Testimony: Mandatory Minimum Sentencing in Virginia
Testimony Delivered by Ashley Nellis, Ph.D., Senior Research Analyst, The Sentencing Project For the Virginia House of Delegates Joint Meeting of Courts of Justice and Public Safety Committees
Related to: Sentencing Reform, Incarceration, State Advocacy
Mandatory minimums do not work as intended.
Mandatory minimum sentences have been shown to lack their intended impact as a public safety tool and instead have contributed to what we now view as a system of mass incarceration. The initial goal of these laws may have been to ensure uniformity across sentences, but this has not been the outcome. We do not have a fairer system today. By constraining the ability of judges to use their discretion and arrive at the appropriate sanction through weighing the facts on a case-by-case basis, prosecutors now have that power, along with an incentive to pressure defendants to accept a plea or face a mandatory minimum. A fair and reliable justice system is impeded by the racial and ethnic biases that tend to drive these decisions.

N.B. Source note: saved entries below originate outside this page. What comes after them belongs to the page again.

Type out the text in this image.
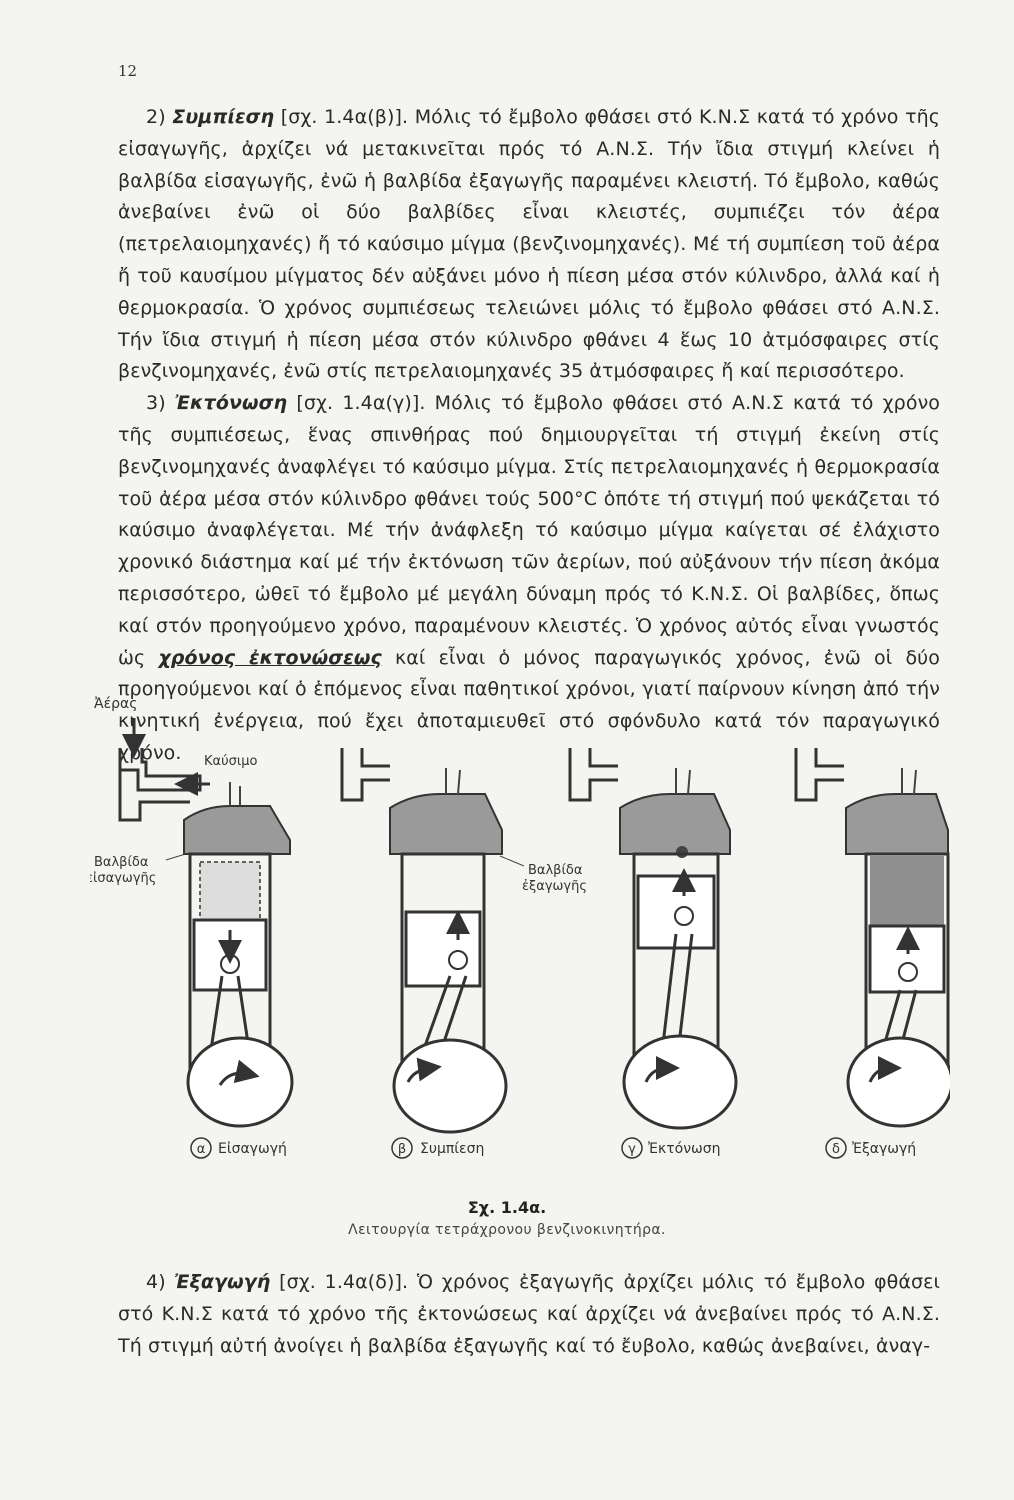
12

2) Συμπίεση [σχ. 1.4α(β)]. Μόλις τό ἔμβολο φθάσει στό Κ.Ν.Σ κατά τό χρόνο τῆς εἰσαγωγῆς, ἀρχίζει νά μετακινεῖται πρός τό Α.Ν.Σ. Τήν ἴδια στιγμή κλείνει ἡ βαλβίδα εἰσαγωγῆς, ἐνῶ ἡ βαλβίδα ἐξαγωγῆς παραμένει κλειστή. Τό ἔμβολο, καθώς ἀνεβαίνει ἐνῶ οἱ δύο βαλβίδες εἶναι κλειστές, συμπιέζει τόν ἀέρα (πετρελαιομηχανές) ἤ τό καύσιμο μίγμα (βενζινομηχανές). Μέ τή συμπίεση τοῦ ἀέρα ἤ τοῦ καυσίμου μίγματος δέν αὐξάνει μόνο ἡ πίεση μέσα στόν κύλινδρο, ἀλλά καί ἡ θερμοκρασία. Ὁ χρόνος συμπιέσεως τελειώνει μόλις τό ἔμβολο φθάσει στό Α.Ν.Σ. Τήν ἴδια στιγμή ἡ πίεση μέσα στόν κύλινδρο φθάνει 4 ἕως 10 ἀτμόσφαιρες στίς βενζινομηχανές, ἐνῶ στίς πετρελαιομηχανές 35 ἀτμόσφαιρες ἤ καί περισσότερο.

3) Ἐκτόνωση [σχ. 1.4α(γ)]. Μόλις τό ἔμβολο φθάσει στό Α.Ν.Σ κατά τό χρόνο τῆς συμπιέσεως, ἕνας σπινθήρας πού δημιουργεῖται τή στιγμή ἐκείνη στίς βενζινομηχανές ἀναφλέγει τό καύσιμο μίγμα. Στίς πετρελαιομηχανές ἡ θερμοκρασία τοῦ ἀέρα μέσα στόν κύλινδρο φθάνει τούς 500°C ὁπότε τή στιγμή πού ψεκάζεται τό καύσιμο ἀναφλέγεται. Μέ τήν ἀνάφλεξη τό καύσιμο μίγμα καίγεται σέ ἐλάχιστο χρονικό διάστημα καί μέ τήν ἐκτόνωση τῶν ἀερίων, πού αὐξάνουν τήν πίεση ἀκόμα περισσότερο, ὠθεῖ τό ἔμβολο μέ μεγάλη δύναμη πρός τό Κ.Ν.Σ. Οἱ βαλβίδες, ὅπως καί στόν προηγούμενο χρόνο, παραμένουν κλειστές. Ὁ χρόνος αὐτός εἶναι γνωστός ὡς χρόνος ἐκτονώσεως καί εἶναι ὁ μόνος παραγωγικός χρόνος, ἐνῶ οἱ δύο προηγούμενοι καί ὁ ἑπόμενος εἶναι παθητικοί χρόνοι, γιατί παίρνουν κίνηση ἀπό τήν κινητική ἐνέργεια, πού ἔχει ἀποταμιευθεῖ στό σφόνδυλο κατά τόν παραγωγικό χρόνο.

Ἀέρας
Καύσιμο
Βαλβίδα
εἰσαγωγῆς
Βαλβίδα
ἐξαγωγῆς
α Εἰσαγωγή	β Συμπίεση	γ Ἐκτόνωση	δ Ἐξαγωγή
Σχ. 1.4α.
Λειτουργία τετράχρονου βενζινοκινητήρα.

4) Ἐξαγωγή [σχ. 1.4α(δ)]. Ὁ χρόνος ἐξαγωγῆς ἀρχίζει μόλις τό ἔμβολο φθάσει στό Κ.Ν.Σ κατά τό χρόνο τῆς ἐκτονώσεως καί ἀρχίζει νά ἀνεβαίνει πρός τό Α.Ν.Σ. Τή στιγμή αὐτή ἀνοίγει ἡ βαλβίδα ἐξαγωγῆς καί τό ἔυβολο, καθώς ἀνεβαίνει, ἀναγ-
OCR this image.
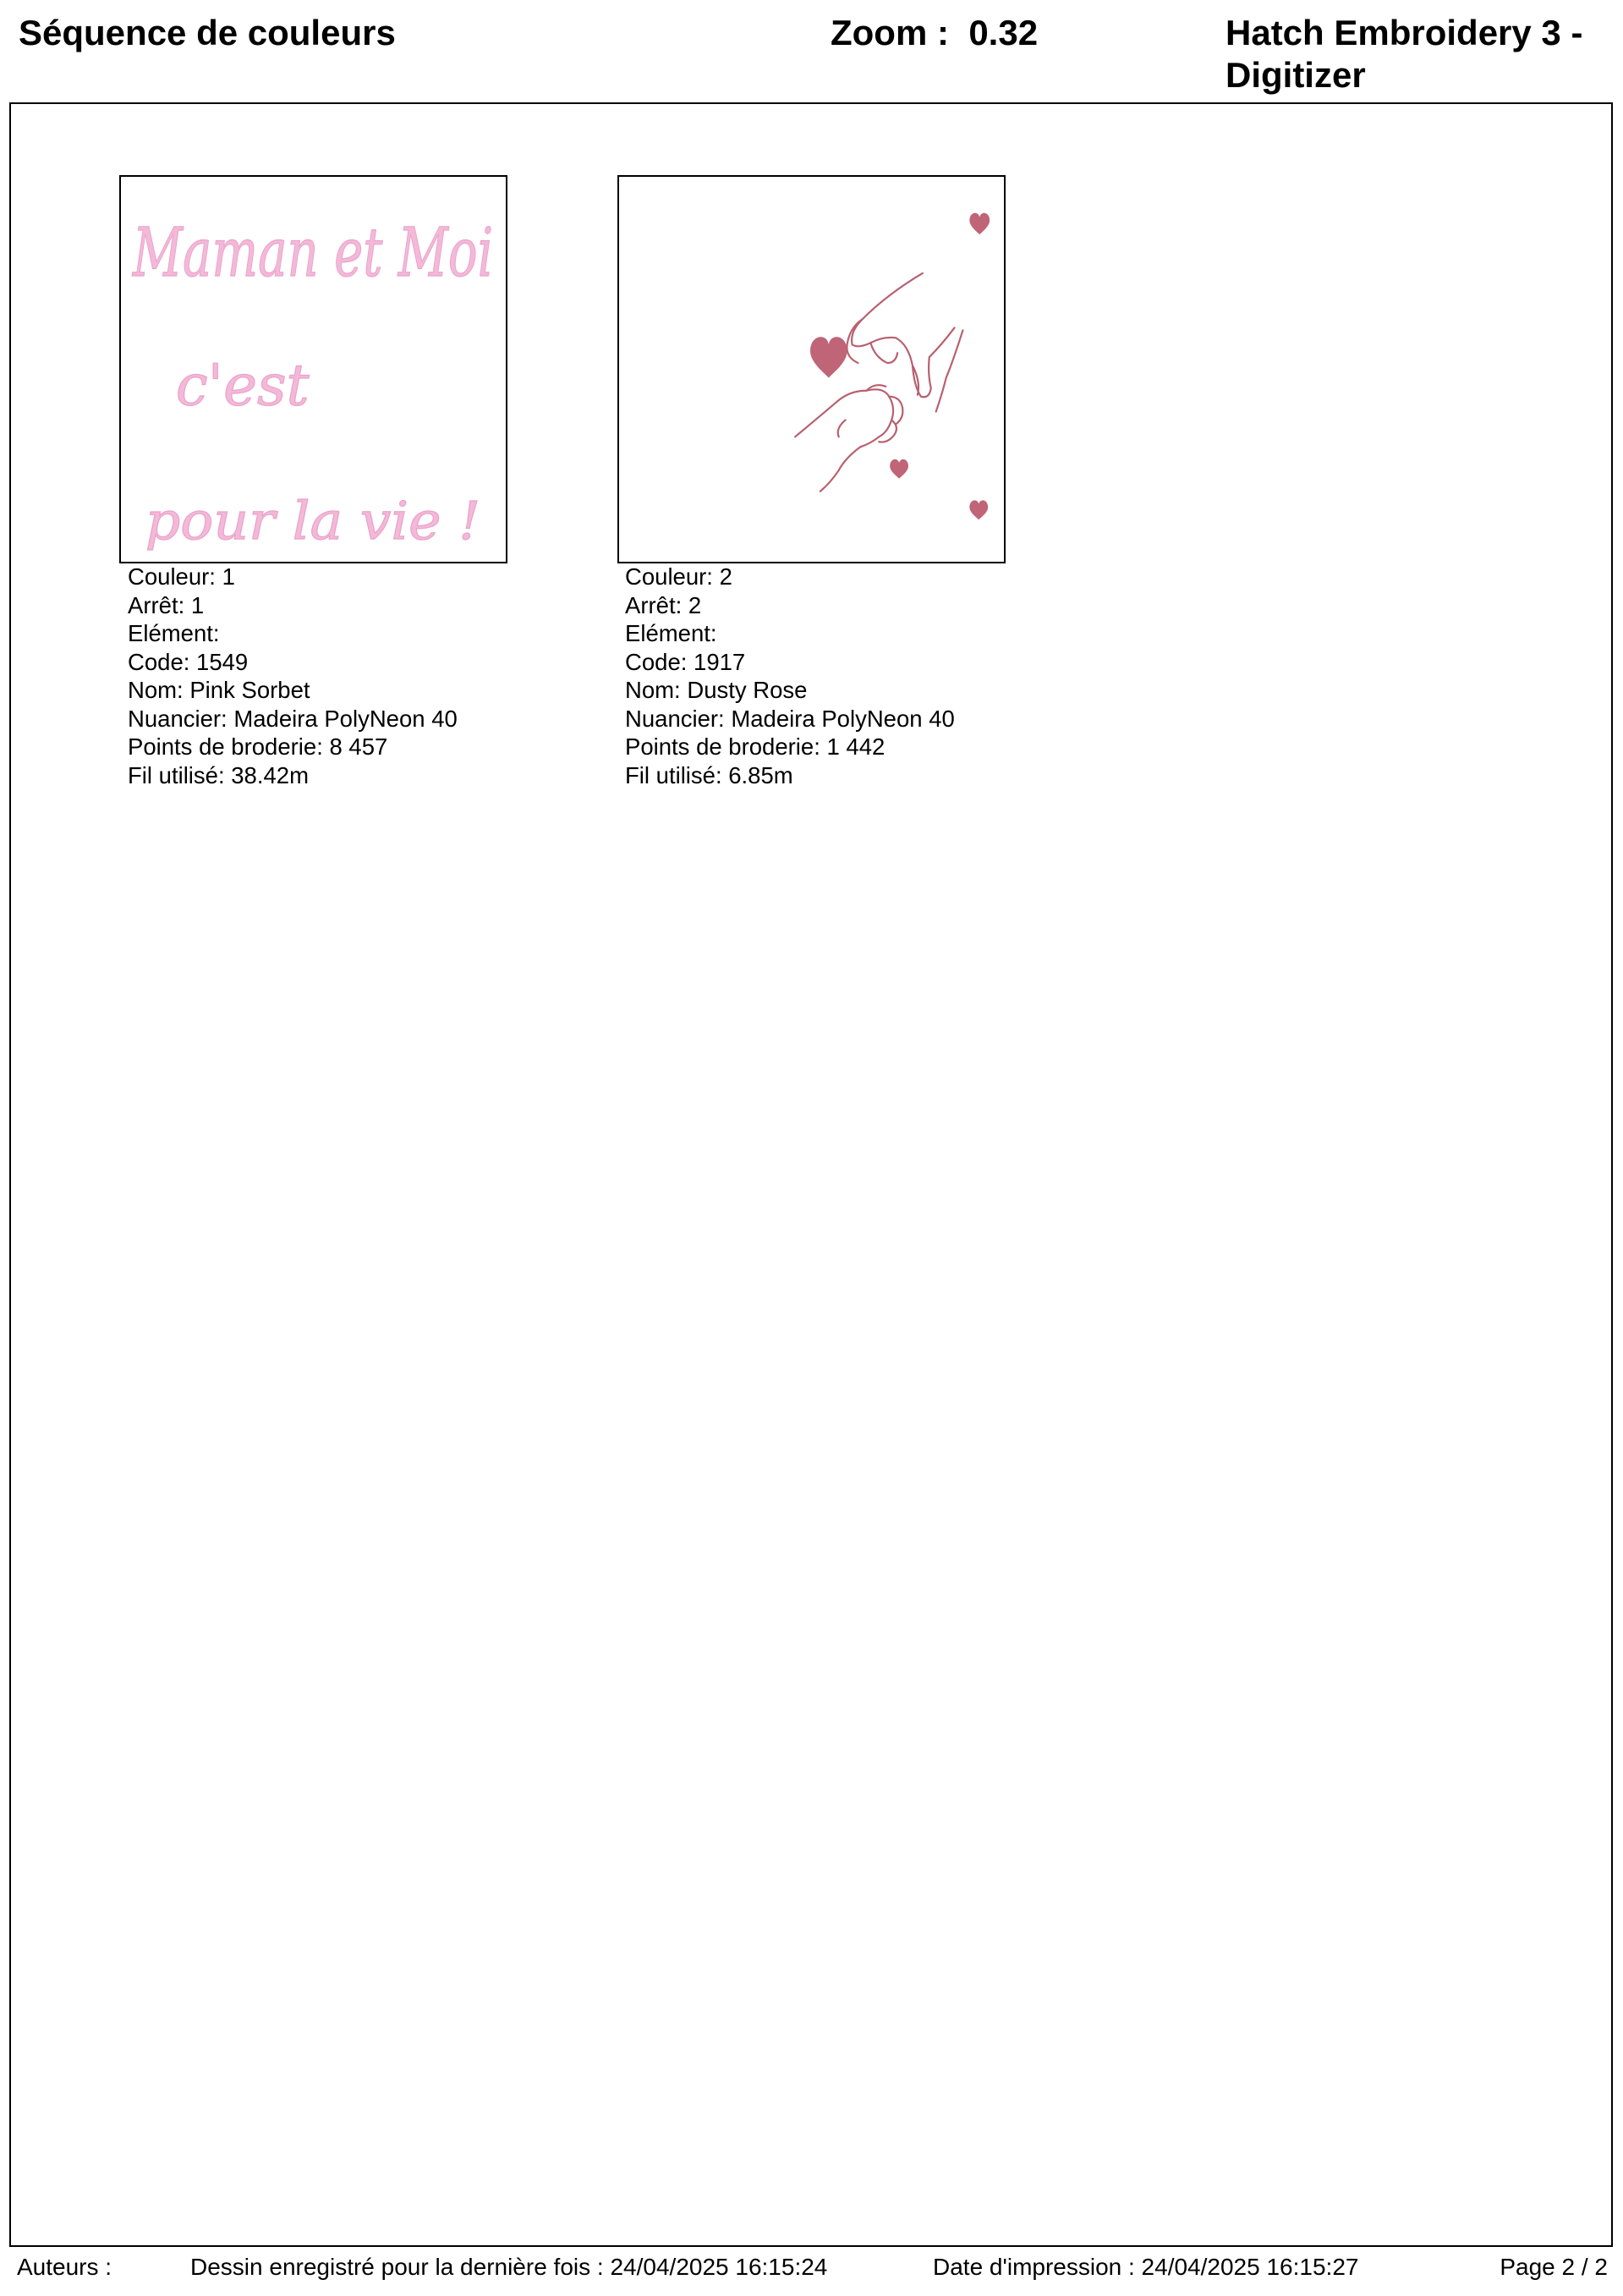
Séquence de couleurs	Zoom : 0.32	Hatch Embroidery 3 - Digitizer
Maman et Moi
c'est
pour la vie !
Couleur: 1
Arrêt: 1
Elément:
Code: 1549
Nom: Pink Sorbet
Nuancier: Madeira PolyNeon 40
Points de broderie: 8 457
Fil utilisé: 38.42m
Couleur: 2
Arrêt: 2
Elément:
Code: 1917
Nom: Dusty Rose
Nuancier: Madeira PolyNeon 40
Points de broderie: 1 442
Fil utilisé: 6.85m
Auteurs :	Dessin enregistré pour la dernière fois : 24/04/2025 16:15:24	Date d'impression : 24/04/2025 16:15:27	Page 2 / 2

The justification behind mandatory minimums is that if people know they will face a long sentence for their crime, they will make a rational choice not to commit it. The reality is more complicated than this. First, this line of thinking assumes that people are aware of the sentencing structure in advance; that they know, for instance, that selling an ounce of marijuana to a 16-year-old results in a minimum of five years in prison. The reality is that most people don’t believe they will be caught in the first place, and if they are, they will not be aware of the punishment associated with their crime. The research on the effectiveness of punishment repeatedly shows that it is the certainty of being caught rather than the severity of the punishment, that makes the difference.
The establishment of mandatory minimum and truth-in-sentencing In Virginia and elsewhere, was intended to address punishments for serious and violent crimes, but there has been the trend of incarcerating people for successively lower level crimes. Take a look at the state’s own data—the largest percentage increase in time-served between 1990 and 2009 has been for drug crimes, not violent or property crimes.
Figure 1.
This incapacitation-only approach is not a deterrent. In fact, the dramatic expansion of the prison system has now placed us well past the point of diminishing returns for public safety, affecting sentences from murder to larceny.
Figure 2.
Equally important, we incarcerate well past the point of ages at which individuals are likely to continue committing crimes, as we know that criminal conduct tends to decline with age, and quite precipitously once a person is in their 30s or early 40s.
Today, as many states begin to rethink and scale back their mandatory minimum sentences and depopulate their prisons, Virginia has taken neither of these important steps. This state maintains more than 200 mandatory minimums. Over 40 of these come about as a result of a nonviolent drug conviction. As recently as a year ago, 15 new mandatory minimums were introduced that would result in life without parole; fortunately, most of these did not pass.
The dramatic expansion of the prison system over the past four decades has had a variety of disturbing effects, particularly on disadvantaged communities of color that have suffered the heaviest burden of these policies. People of color, particularly African Americans, are over‐represented at each stage of the Virginia criminal justice system. Though they are less than 20% of the general population, Blacks are arrested at nearly 3 times the rate of whites. African Americans are incarcerated at 6 times the rate of whites.
Finally is the issue of cost. The expansion of incarceration has also produced a severe imbalance in our approach to public safety, whereby record fiscal expenditures have been targeted at the back end of the criminal justice system,
coming at the expense of investments in crime prevention, drug treatment programs, and support for more effective initiatives to aid law enforcement and the courts in promoting a broader public safety strategy. By its own account in a recent government report, Virginia has an increasingly costly inmate population that is cause for concern. Costs are accelerating as a result of its aging prisoner segment as well as its extremely restrictive compassionate release policy for incarcerated people with terminal illnesses.
Figure 3.
Sentencing structures that force judges to impose terms of years based on statutorily mandated minimums have not been demonstrated to be an effective crime control strategy; instead, they have exacerbated racial disparities, contributed to a bloated prison population, and placed an unjustifiable financial burden on the state—and ultimately its citizens—to house individuals, in most case, long past what’s necessary for public safety.